In my application, i need to iteratively calculate a vector “A” from another vector “B”, after finishing one iteration, I need to start another iteration using “for” loop after doing B_k=A_(k-1).

I use multiple streams for my application.

Different kernels assigned to different streams calculate the part of A from the part of B.

I use cudaStreamSynchronize() for synchronization.

The problem is that I can get accurate results for the first iteration (that is when “iter=0” in the following codes.).

However, I get wrong results from the second iteration.

I don’t know the reason. My synchronization method is wrong?

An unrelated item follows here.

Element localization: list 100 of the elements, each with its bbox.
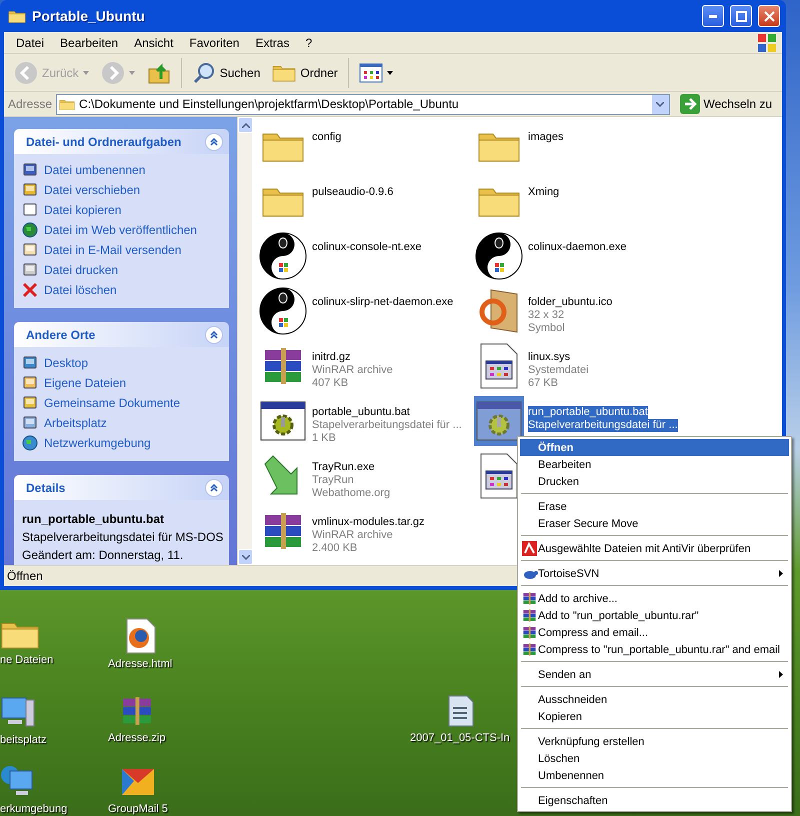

The pseudo-codes are as follows:

cudaStream_t streams[num_streams];

for (int i = 0; i < num_streams; i++) {

cudaStreamCreate(&streams[i]);

for(int iter=0;iter<Max_iter;++iter)

{

cudaMemset() //reset “A” to zero

Kernel1<<, stream[0]>>;

Kernel2<<, stream[1]>>;

…

KernelN<<, stream[num_streams-1]>>; //different kernels are assigned to different stream

// each kernel calculate the part of A from the part of B

for (int i = 0; i < num_streams; i++) {

cudaStreamSynchronize(streams[i]);

}

cudaMemcpy () //copy A to B

}

for (int i = 0; i < num_streams; i++) {

cudaStreamDestory(streams[i]);